Uluslararası sistemin mevcut yapısı da Erhürman yönetiminin manevra alanını sınırlamaktadır. 2020’li yılların ortasında Avrupa Birliği, Kıbrıs sorununda statükoyu koruma eğilimindedir. AB, Güney Kıbrıs’ı tam üye olarak kabul etmiş olmanın stratejik maliyetini göze alamadığı için, federasyon sürecinde gerçek bir tarafsızlık sergileyememektedir. Aynı şekilde ABD, İsrail ile güvenlik koordinasyonu gereği, Ada’yı NATO dışı bir üs mantığıyla değerlendirmekte, dolayısıyla Türk tarafının taleplerine mesafeli durmaktadır. Bu denklemde Erhürman’ın diplomasi vurgusu, bir tür sembolik “yumuşak güç” arayışıdır; ancak sahadaki sert güç dengeleri değişmedikçe, bu vizyonun sonuç üretmesi zordur.
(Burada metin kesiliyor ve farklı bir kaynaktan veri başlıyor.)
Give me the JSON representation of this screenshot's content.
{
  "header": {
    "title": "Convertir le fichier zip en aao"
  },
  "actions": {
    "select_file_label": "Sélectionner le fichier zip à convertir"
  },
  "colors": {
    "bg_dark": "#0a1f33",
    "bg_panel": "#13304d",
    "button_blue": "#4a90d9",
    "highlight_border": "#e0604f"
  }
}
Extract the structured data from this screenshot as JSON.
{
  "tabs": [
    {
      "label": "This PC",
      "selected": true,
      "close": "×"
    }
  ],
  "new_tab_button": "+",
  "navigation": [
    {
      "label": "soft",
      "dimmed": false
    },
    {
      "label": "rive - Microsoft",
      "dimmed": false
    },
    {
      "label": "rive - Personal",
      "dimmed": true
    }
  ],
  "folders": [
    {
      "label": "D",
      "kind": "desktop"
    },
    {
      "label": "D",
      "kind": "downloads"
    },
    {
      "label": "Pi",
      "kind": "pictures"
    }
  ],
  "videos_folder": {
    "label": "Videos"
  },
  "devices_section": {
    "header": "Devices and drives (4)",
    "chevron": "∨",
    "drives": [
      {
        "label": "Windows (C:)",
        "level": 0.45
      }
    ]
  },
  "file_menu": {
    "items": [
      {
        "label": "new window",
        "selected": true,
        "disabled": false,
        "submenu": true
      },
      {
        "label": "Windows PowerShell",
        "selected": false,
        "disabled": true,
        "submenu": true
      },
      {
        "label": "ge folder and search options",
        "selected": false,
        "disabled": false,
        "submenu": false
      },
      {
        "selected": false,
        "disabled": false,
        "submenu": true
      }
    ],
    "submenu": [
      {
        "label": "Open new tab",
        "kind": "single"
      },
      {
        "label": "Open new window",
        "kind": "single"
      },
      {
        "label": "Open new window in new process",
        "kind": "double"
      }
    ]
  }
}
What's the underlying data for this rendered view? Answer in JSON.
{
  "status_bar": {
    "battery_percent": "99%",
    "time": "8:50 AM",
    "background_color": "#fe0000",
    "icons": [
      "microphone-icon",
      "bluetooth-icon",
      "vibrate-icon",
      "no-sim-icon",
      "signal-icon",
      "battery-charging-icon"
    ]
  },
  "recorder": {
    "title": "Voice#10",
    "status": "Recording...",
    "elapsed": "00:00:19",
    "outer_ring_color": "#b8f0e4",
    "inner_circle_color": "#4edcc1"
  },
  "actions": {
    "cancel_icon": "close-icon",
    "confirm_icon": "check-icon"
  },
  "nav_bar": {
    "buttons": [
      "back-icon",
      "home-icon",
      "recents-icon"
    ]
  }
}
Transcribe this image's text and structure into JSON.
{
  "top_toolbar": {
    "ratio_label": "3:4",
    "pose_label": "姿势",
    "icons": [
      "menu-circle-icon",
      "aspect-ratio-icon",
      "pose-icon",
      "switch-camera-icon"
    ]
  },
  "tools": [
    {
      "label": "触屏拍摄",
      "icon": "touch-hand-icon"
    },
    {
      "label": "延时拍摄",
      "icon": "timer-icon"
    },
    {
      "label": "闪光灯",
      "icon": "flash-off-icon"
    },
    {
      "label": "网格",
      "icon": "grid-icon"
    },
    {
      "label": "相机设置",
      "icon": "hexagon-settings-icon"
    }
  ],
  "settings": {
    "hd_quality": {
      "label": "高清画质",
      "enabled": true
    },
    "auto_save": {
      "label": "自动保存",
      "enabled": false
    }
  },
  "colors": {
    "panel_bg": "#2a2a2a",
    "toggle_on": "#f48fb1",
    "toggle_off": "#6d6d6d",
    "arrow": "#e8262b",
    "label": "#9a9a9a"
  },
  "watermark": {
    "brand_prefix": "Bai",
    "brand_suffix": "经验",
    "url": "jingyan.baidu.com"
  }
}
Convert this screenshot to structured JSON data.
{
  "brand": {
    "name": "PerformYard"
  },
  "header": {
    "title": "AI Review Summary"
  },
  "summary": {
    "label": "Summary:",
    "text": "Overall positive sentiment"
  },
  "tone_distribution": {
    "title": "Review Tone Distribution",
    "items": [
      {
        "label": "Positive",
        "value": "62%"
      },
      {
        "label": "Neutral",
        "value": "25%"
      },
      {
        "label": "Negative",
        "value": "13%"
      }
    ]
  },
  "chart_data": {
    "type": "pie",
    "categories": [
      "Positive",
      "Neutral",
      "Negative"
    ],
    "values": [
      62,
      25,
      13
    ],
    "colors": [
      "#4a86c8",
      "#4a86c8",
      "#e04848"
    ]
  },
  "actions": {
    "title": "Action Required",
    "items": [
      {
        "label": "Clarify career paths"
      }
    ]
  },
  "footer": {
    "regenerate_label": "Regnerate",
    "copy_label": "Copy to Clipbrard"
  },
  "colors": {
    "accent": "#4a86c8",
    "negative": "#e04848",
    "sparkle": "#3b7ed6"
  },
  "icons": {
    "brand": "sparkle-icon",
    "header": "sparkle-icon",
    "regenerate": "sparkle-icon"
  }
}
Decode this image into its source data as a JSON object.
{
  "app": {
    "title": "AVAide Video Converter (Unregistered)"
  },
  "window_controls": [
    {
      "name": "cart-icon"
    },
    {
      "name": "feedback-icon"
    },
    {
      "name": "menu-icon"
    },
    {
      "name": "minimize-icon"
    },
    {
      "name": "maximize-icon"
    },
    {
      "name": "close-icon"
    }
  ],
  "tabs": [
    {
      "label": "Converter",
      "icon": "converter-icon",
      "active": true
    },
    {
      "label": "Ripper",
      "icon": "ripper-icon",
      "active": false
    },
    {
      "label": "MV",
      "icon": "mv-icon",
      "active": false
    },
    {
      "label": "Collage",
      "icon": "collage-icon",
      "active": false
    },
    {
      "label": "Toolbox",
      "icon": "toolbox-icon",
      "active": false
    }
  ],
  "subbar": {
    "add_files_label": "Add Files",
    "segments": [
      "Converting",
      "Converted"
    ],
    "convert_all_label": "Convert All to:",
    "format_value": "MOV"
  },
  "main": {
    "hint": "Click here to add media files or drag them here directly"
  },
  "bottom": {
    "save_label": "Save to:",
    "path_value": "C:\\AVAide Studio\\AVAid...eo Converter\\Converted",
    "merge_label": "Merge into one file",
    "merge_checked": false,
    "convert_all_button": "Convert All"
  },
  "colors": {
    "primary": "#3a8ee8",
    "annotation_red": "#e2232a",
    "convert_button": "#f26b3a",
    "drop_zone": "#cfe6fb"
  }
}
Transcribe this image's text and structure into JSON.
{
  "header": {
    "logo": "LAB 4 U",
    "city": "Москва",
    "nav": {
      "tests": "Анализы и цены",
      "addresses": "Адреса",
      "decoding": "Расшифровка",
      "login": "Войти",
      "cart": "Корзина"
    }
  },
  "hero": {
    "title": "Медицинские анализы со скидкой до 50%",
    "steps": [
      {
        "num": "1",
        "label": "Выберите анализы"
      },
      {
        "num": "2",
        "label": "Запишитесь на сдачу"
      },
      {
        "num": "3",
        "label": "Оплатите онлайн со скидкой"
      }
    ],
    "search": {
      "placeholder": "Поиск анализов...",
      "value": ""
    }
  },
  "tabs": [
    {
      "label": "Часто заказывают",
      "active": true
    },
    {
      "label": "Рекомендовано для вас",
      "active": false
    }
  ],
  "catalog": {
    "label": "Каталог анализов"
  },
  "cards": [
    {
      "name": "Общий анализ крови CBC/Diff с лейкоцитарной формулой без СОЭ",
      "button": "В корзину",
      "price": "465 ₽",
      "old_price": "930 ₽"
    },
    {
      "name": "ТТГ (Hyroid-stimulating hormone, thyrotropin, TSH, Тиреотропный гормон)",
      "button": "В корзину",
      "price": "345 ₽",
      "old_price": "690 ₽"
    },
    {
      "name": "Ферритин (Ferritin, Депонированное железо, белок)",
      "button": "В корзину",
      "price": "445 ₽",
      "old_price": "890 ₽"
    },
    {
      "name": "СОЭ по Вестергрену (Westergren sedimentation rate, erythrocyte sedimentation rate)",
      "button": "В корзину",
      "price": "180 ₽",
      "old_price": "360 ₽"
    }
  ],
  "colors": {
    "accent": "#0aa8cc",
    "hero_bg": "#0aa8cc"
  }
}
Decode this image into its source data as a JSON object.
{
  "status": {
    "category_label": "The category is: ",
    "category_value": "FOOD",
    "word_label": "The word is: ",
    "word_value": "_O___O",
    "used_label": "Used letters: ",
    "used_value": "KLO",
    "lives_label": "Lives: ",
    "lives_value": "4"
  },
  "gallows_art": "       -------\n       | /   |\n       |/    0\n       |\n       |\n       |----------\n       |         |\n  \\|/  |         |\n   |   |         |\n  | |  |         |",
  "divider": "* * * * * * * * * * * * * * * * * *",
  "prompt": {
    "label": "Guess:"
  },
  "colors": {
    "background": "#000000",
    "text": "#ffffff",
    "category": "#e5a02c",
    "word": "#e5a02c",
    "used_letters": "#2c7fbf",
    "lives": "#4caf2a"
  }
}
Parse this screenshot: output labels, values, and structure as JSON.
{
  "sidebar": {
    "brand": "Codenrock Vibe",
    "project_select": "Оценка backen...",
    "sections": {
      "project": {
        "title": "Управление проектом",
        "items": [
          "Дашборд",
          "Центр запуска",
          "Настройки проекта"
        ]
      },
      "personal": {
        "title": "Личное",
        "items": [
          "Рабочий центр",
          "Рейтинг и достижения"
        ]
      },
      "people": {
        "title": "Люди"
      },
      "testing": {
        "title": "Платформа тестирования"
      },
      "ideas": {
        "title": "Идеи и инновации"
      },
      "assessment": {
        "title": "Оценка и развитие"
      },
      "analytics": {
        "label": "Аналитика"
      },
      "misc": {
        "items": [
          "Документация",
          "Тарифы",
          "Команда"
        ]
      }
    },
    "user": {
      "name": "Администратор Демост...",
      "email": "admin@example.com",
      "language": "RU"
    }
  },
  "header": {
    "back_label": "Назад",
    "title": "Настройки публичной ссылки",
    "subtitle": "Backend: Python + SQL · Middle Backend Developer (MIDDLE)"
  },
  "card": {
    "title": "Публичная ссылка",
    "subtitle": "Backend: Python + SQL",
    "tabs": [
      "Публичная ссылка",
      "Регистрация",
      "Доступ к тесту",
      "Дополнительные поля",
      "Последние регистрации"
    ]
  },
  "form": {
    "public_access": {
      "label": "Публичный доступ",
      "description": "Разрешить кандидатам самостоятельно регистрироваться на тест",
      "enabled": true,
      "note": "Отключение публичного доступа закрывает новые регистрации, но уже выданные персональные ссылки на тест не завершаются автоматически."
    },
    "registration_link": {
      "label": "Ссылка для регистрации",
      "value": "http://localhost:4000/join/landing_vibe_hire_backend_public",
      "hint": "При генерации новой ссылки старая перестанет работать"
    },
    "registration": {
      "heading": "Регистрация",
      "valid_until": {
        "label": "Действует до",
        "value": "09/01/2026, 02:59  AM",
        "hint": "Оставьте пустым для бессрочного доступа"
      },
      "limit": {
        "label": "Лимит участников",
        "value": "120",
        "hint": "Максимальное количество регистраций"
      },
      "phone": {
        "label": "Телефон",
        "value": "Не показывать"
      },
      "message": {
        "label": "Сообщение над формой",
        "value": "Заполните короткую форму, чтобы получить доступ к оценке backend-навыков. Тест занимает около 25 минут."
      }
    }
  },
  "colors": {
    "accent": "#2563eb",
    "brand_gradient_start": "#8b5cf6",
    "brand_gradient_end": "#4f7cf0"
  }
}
Bu gerçekler ışığında, 2025 seçimleri, KKTC’nin uluslararası konumunu yeniden tanımlamaktan çok, iç siyasal dengeyi yeniden biçimlendirmiştir. CTP’nin zaferi, toplumsal düzeyde daha çoğulcu, Avrupa merkezli bir siyasi dilin önünü açabilir; fakat jeopolitik gerçekler, Türkiye-KKTC ekseninin stratejik sürekliliğini zorunlu kılmaktadır. Mavi Vatan, yalnızca bir deniz yetki doktrini değil, aynı zamanda Türkiye’nin ulusal güvenlik parametresidir; bu nedenle KKTC’nin geleceği, bu vizyonun içinde şekillenmek durumundadır. Ankara’nın güvenlik koordinasyonu ve enerji politikaları, KKTC’nin jeopolitik özerkliğini garanti altına alan faktörlerdir. Bu bağlamda, Erhürman yönetimi için en rasyonalist yol diplomatik esneklikle stratejik uyumun dengelenmesidir.
Değerlendirme
Sonuç olarak, KKTC’deki seçimler, jeopolitik denklem açısından bir devrim değil, yönelim değişikliği olarak okunmalıdır. Tufan Erhürman’ın federasyon eksenli yaklaşımı, uluslararası meşruiyet arayışını yeniden canlandırabilir, ancak Güney Kıbrıs’ın maksimalizmi, AB’nin taraflı tutumu ve Doğu Akdeniz’deki askeri bloklaşma, bu sürecin başarı şansını ciddi biçimde sınırlandırmaktadır. Türkiye’nin Doğu Akdeniz’deki güvenlik çıkarları ve KKTC’nin varoluşsal konumu, herhangi bir politik değişimden bağımsız olarak korunmalıdır. Zira Doğu Akdeniz dengesi, günlük siyasetin değil, güç ve güvenlik mantığının alanıdır. Bu bağlamda 2025 seçimleri, Ada’da ideolojik farklılıkların ötesinde, jeopolitik sürekliliğin bir kez daha teyididir. KKTC’nin geleceği, federasyon hayalleriyle iki devletli çözüm vizyonu arasında salınsa da, coğrafyanın dayattığı realite değişmemektedir: Kıbrıs Türk halkının güvenliği, Türkiye’nin Doğu Akdeniz’deki stratejik varlığıyla özdeşleşmiştir.